Slowly then and cautiously they gathered themselves together again, thought of their open door-plates, and meditated sorrowfully. Pomposities without and true virtues within!

It became cooler; they had wept themselves to sleep. What a night was that! The autumn wind swept around, and the autumn leaves rustled under the two little mice’ heads, as the draperies beneath a window’s sill.

“Why have we lost our manners?” sighed both the mice to each other.

They pondered, certainly they must find something that might suffice as manners; this sufficed as they went on their way very quietly up stairs into their blocked-up chimney-corner, where a hole had been made to receive them in a quiet kind of way.

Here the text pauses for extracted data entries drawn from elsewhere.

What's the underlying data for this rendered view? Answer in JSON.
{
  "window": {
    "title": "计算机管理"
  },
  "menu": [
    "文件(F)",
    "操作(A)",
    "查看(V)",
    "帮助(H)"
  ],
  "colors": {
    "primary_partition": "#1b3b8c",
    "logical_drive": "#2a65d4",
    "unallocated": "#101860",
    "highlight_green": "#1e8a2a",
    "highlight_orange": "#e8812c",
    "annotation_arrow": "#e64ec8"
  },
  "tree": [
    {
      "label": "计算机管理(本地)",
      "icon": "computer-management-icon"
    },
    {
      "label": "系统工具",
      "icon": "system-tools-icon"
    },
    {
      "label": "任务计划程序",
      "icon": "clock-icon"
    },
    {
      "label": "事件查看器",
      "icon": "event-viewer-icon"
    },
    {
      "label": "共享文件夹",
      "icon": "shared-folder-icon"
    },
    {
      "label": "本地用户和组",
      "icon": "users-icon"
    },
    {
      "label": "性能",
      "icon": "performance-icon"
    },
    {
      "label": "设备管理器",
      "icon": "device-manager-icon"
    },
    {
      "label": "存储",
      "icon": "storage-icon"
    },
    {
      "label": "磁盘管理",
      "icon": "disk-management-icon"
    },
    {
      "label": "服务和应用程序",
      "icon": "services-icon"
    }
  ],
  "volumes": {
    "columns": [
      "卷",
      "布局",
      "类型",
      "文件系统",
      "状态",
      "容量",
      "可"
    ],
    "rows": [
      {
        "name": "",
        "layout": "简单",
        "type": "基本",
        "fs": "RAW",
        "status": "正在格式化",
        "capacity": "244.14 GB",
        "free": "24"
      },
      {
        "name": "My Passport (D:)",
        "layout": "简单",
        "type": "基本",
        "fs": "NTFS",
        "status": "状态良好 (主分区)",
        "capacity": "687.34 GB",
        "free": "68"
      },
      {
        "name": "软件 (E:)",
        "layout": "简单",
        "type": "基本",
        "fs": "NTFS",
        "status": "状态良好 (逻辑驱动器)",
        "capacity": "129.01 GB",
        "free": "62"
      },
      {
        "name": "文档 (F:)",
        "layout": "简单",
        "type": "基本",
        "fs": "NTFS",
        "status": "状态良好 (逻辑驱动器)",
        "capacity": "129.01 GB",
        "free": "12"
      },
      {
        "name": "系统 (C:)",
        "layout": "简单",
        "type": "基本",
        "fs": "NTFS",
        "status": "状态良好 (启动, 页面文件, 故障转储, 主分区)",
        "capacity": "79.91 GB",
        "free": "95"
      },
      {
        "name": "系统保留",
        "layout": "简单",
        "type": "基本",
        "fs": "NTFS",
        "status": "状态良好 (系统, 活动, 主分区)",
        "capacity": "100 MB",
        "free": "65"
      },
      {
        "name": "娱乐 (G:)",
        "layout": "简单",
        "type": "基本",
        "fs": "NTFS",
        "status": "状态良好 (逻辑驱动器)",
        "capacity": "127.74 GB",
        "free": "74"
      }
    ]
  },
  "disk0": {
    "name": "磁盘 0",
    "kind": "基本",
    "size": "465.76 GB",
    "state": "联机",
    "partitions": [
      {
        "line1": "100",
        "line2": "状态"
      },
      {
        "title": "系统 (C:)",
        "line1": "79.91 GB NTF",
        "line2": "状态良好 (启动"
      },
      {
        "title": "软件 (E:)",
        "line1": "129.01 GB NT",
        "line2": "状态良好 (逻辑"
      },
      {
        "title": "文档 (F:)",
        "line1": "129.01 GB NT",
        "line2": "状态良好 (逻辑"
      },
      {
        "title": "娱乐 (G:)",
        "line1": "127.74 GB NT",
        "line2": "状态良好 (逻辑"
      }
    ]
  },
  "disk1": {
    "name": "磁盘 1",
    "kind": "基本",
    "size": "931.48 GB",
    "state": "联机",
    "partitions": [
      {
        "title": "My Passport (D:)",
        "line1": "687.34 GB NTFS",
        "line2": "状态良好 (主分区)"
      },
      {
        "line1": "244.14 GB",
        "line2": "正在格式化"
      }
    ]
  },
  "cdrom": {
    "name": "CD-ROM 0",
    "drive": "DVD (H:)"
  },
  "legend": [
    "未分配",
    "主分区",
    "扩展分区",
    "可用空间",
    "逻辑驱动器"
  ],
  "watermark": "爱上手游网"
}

Max’s grey-and-brown coat became perfectly white: how luckily it was that the dresses were of silk-velvet, that they did not shape themselves closer about the little figure, that all the embarrassments went off. When they had had three quiet days in there all went on as usual once more.

Old Madame was dead; but both young impressed most affectionately and in a very grand manner received all the snow, which in winter let herself drop all around their pretty house in boughs so clean, so light, and so luminous.

And do you really think they forgot to begin their manners once more? No!